過去から推敲してきた選りすぐりの自信曲を詰め込んだ前作に比べると、こちらは少なからずインスト中心、ジャムセッションからの発展形のような趣きが強い。
計算尽くしというよりも、スタジオでの勢いに乗った作品であることは間違いない。
まずオープニングのタイトル曲でもう理屈抜きにノックダウンだ。
Larks Tongues in Aspic Part 1を思わせるような様式美の典型的なインストプログレ。よくぞ、ここまで、やってくれたという分かりやすい展開にはもう何も言葉が出ない。結局のところ、多くのプログレ・ファンが本心から望んでいた理想世界に違いない。タイトな演奏は硬さが取れてひたすらドライブする。1980年代以降、これほど唯我独尊のメジャー感覚でプログレ路線をひた走る例はちょっと思い当たらない。普通はどこかに時代へのアンチテーゼという自意識をぬぐえない。Roineにはもうその境地を脱している。過去のある時代へのほぼ盲目的なロイヤリティによって、時代を軽く超えてやってのけるのだ。

本作にはもう一つ、彼らの代表曲としてファンの間で親しまれているThere is More to This Worldが収録されている。タイトル曲が少なからずKing Crimsonを意識した硬派の面をアピールしているのに対し、こちらは中期Genesisを彷彿させるメロディアスなプログレである。このバンドは、基本的には、Genesisよりは、Yesに近いハード・ロックだと思うのだが、One for the Vineを思い出すようなファンタジックな音色は、Tomas Bodinのセンスであろう。
これは、後のメンバーのJonas Reingold率いるKarmakanicや後輩格のMoon Safariに継承される美学である。
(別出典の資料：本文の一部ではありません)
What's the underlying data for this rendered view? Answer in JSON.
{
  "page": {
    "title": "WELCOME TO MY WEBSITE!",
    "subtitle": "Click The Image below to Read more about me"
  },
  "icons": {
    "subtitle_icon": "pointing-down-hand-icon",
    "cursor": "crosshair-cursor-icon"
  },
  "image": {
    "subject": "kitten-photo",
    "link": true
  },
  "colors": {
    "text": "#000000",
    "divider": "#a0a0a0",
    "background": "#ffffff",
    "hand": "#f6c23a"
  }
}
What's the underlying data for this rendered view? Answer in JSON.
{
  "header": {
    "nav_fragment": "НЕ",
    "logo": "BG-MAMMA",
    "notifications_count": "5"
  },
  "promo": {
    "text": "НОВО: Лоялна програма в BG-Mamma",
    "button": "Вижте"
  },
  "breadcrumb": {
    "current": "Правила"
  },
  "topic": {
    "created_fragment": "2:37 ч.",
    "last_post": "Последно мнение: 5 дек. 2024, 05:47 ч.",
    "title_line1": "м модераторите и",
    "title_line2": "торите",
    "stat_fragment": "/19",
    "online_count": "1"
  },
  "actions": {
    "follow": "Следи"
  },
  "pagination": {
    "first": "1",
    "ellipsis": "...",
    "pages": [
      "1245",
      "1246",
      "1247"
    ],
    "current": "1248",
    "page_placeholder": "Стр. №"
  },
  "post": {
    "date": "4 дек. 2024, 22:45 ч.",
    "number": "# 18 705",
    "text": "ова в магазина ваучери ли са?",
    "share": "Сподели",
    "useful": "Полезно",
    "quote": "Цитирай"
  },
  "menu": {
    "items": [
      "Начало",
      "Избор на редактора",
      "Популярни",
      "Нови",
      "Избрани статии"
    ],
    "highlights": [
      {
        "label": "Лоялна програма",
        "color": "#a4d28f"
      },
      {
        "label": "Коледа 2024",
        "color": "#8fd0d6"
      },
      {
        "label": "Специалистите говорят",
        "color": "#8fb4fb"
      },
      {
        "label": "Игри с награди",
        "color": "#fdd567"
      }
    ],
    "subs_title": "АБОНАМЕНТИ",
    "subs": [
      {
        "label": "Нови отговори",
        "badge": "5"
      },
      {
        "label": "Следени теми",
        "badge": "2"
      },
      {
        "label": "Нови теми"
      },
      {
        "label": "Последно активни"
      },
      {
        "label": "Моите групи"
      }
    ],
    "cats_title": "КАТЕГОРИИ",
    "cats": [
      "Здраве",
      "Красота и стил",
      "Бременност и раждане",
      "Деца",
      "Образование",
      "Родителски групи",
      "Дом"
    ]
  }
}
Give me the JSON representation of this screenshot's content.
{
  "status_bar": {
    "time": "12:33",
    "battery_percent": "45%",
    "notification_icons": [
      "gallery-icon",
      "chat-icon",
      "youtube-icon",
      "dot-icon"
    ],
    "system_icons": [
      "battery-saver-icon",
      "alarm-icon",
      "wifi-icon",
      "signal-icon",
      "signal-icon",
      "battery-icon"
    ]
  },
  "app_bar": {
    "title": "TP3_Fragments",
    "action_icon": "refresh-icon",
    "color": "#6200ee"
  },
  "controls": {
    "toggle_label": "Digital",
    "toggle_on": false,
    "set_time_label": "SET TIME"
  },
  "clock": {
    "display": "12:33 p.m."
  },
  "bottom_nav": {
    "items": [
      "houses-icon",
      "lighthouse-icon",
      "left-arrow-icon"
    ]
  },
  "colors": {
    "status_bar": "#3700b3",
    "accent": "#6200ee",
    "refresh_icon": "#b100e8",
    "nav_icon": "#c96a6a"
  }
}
半年でリリースされた本作の「これでもか」感によって、疑い深いわれわれもRoineの筋金入りのプログレ魂を思い知った。このアルバムが出た1996年、自分は3年勤めた会社を辞めて、何ら計画性もないまま、ブラジルへ発つことを決めた。26歳だったと思う。今、振り返るとささやかだがわが半生では重要な転機だった。
その時に最もエンカレッジしてくれたのが、このアルバムだった。
Roineが自分の人生で掛け替えのない英雄となった瞬間でもあった。